Q. What is Whistleblowing?
A: ‘Whistleblowing’ is when a worker reports suspected wrongdoing at work. Officially this is called ‘making a disclosure in the public interest’.
A worker can report things that aren’t right, are illegal or if anyone at work is neglecting their duties, including:
- someone’s health and safety is in danger
- damage to the environment
- a criminal offence
- the company isn’t obeying the law (e.g. not having the right insurance)
- covering up wrongdoing
Q: How do I ‘blow the whistle’?
A: The way you can ‘blow the whistle’ on wrongdoing depends on whether you feel you can tell your employer.
- You should check your employment contract or ask Human Resources or personnel if the company has a whistleblowing procedure.

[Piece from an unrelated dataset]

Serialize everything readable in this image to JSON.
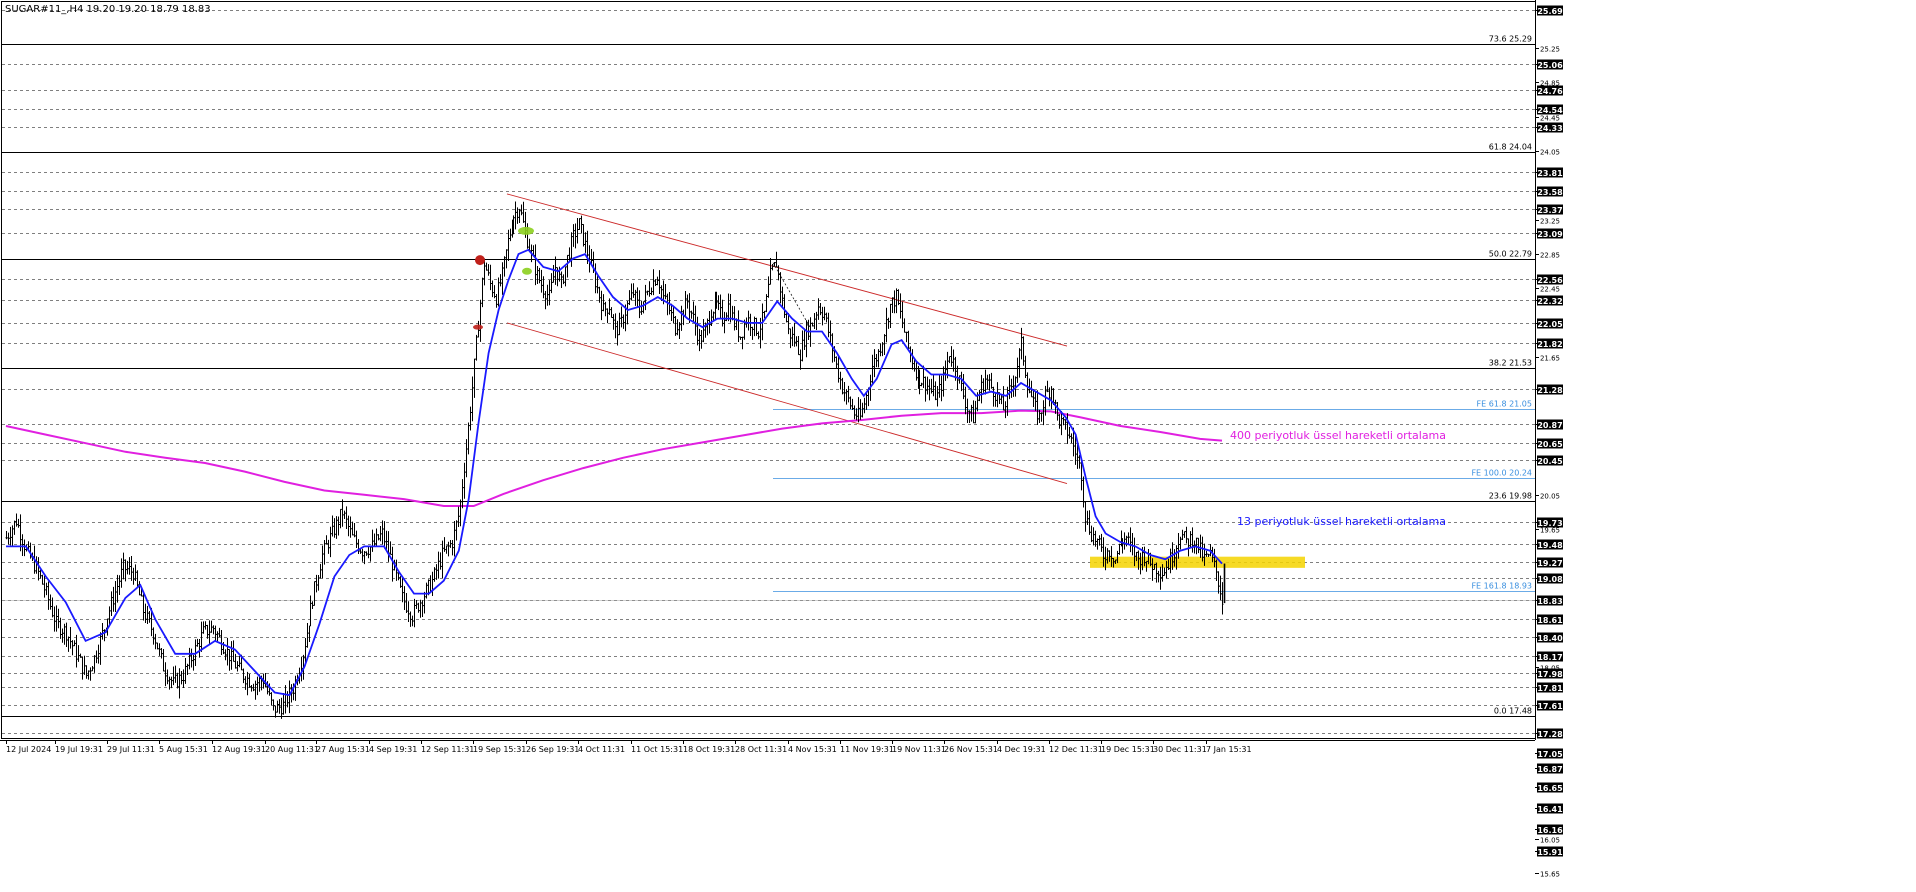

- If you feel they can, you should contact your employer about the issue you want to report.
- If you can’t tell your employer, you should contact a prescribed person or body.
You can only tell the prescribed person or body if they think your employer:
- will cover it up
- would treat you unfairly if you complained
- hasn’t sorted it out and you have already told them
Q: Can I make a claim for unfair dismissal if I am dismissed for blowing the whistle?
A: Yes you can make a claim in the employment tribunal. If the tribunal decides you have been unfairly dismissed, it will order that you are:
- reinstated (get your job back) or
- paid compensation
A tribunal judge can reduce any compensation awarded by 25% if they find the person has acted dishonestly.
A whistleblower who is bullied at work will also be able to bring a claim to the employment tribunal against their employer.